Ideally, she continues, patients should have their eyes examined every three to 12 months, depending on the aggressiveness of their treatment, or every 12 months if there are no known side effects.
Patients should come to each visit prepared to discuss their type and stage of cancer, as well as what therapies they are taking and at what dosages, Gombos says.
“The bottom line is that some patients will think, ‘My eye is not a priority. I need to stay alive,’” Massaro-Giordano says. “But with good screening and communication with their oncologists, effects on the eye can be halted, diminished or slowed down.”

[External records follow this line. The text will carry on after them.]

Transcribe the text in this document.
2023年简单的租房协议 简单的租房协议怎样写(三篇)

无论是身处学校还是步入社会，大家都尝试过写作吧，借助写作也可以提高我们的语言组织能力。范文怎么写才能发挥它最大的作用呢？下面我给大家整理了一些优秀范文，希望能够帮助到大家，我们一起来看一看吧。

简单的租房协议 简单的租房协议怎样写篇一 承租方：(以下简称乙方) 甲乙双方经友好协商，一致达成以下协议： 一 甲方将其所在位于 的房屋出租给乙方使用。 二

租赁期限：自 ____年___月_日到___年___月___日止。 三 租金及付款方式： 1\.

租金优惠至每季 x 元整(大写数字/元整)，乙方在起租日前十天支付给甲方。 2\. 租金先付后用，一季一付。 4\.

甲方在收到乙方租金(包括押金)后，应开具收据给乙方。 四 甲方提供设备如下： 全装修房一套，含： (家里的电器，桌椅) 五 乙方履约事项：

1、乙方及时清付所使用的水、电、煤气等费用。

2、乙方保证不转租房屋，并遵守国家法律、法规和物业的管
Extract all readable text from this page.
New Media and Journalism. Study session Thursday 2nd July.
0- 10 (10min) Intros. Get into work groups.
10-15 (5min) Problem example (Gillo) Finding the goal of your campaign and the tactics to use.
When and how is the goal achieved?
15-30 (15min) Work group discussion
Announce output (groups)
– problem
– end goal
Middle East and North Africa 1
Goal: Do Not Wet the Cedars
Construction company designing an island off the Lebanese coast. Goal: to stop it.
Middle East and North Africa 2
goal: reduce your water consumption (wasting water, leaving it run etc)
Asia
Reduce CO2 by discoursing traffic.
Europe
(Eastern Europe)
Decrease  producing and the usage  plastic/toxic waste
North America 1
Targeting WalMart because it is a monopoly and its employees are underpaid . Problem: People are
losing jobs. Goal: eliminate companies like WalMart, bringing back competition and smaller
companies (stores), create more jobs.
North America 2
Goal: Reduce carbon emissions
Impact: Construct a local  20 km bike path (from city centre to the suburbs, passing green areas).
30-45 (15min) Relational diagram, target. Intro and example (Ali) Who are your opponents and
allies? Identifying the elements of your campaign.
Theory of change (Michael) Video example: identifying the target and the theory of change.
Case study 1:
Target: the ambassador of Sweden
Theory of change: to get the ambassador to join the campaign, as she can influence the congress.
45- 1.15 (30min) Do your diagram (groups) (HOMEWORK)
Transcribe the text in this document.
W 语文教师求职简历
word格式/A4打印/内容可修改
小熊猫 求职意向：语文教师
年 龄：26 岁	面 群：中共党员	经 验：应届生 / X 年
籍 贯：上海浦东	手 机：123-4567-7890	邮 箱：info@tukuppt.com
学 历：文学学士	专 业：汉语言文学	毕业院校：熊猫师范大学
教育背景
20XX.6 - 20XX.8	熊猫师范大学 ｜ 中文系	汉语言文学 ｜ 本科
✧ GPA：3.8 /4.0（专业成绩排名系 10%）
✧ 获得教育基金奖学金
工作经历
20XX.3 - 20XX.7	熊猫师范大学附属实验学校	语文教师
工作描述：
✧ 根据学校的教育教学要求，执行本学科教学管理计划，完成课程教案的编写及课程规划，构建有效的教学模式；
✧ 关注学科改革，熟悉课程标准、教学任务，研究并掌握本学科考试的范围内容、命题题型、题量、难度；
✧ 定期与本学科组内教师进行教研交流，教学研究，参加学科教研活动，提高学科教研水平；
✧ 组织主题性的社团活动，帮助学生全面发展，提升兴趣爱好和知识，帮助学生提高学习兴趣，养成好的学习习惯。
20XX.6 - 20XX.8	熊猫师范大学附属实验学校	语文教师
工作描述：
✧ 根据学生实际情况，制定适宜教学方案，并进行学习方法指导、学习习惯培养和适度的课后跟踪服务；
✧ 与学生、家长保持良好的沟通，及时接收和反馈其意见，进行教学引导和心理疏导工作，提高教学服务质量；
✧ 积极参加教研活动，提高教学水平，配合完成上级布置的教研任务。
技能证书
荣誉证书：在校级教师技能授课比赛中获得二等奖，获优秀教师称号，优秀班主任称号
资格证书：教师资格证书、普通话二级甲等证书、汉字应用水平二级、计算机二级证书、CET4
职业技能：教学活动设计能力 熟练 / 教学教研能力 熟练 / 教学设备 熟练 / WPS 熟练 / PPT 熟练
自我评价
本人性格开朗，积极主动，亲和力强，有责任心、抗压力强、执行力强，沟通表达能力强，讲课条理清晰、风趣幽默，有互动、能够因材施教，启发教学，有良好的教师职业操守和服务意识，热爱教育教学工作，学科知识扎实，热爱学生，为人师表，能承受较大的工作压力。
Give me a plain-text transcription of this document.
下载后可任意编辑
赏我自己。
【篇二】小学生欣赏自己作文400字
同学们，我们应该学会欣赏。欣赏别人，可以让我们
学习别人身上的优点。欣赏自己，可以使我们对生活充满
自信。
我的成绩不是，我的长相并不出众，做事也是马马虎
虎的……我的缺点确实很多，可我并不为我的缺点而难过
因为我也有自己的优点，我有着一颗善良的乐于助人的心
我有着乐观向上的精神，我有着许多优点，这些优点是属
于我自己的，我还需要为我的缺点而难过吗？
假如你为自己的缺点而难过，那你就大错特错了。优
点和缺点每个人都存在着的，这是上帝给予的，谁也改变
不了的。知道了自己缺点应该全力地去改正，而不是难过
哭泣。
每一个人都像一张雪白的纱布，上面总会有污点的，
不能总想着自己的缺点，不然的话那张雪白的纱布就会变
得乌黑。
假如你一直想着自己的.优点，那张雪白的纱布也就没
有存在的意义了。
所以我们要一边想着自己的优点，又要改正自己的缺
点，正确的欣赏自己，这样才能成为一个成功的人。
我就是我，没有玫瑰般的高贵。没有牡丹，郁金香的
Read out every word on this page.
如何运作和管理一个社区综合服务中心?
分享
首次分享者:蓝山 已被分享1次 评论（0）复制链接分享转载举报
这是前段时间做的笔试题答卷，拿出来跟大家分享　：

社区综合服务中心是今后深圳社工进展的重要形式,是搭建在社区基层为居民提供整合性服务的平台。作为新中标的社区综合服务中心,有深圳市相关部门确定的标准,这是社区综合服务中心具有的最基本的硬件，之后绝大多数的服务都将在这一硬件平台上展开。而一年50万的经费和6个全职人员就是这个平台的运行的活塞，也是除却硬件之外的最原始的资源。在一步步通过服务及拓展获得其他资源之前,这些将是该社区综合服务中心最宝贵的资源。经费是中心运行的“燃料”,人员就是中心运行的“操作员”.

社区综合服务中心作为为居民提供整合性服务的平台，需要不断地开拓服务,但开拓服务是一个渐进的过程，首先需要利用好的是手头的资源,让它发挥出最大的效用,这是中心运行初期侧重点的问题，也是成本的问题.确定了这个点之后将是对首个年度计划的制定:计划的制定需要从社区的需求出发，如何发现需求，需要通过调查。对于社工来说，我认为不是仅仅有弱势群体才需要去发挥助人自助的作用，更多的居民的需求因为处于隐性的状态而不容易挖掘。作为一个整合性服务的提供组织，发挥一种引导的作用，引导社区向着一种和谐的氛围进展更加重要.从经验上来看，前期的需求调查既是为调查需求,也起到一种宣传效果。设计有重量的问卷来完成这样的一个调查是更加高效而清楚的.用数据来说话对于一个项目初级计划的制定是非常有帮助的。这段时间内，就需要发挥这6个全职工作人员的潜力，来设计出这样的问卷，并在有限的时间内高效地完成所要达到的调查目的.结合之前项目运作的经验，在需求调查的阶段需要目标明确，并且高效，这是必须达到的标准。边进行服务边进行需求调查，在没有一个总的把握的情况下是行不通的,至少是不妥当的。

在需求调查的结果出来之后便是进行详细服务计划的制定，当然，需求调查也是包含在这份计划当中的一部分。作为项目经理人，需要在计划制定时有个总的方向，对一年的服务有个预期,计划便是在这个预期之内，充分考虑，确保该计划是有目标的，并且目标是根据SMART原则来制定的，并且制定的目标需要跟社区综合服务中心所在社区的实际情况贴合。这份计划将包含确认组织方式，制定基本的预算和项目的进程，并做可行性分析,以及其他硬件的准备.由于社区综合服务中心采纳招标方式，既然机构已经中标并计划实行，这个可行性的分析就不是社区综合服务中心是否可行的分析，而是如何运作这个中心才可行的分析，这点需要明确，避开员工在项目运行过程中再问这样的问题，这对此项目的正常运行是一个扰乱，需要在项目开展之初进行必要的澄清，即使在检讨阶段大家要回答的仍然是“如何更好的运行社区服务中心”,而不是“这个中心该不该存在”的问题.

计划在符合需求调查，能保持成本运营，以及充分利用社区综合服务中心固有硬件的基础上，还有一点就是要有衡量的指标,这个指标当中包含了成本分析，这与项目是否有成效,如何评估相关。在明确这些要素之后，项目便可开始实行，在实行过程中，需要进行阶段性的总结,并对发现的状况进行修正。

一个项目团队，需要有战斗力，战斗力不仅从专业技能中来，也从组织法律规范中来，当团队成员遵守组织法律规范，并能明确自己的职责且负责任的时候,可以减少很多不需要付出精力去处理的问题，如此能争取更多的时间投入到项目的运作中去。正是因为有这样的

Choate said that her cancer diagnosis completely altered her life and definitely changed her eyes, which also were stripped of pigment during her treatment — they went from brown to blue. She hopes that by bringing awareness to eye-related side effects, she might help prevent problems similar to hers in other people.
“The loss of pigment is not a big deal, but the tearing situation can be difficult,” Choate says. “We are surviving for longer and longer now but are still plagued by side effects long after our treatment. We definitely need more answers and options for survivors like me.”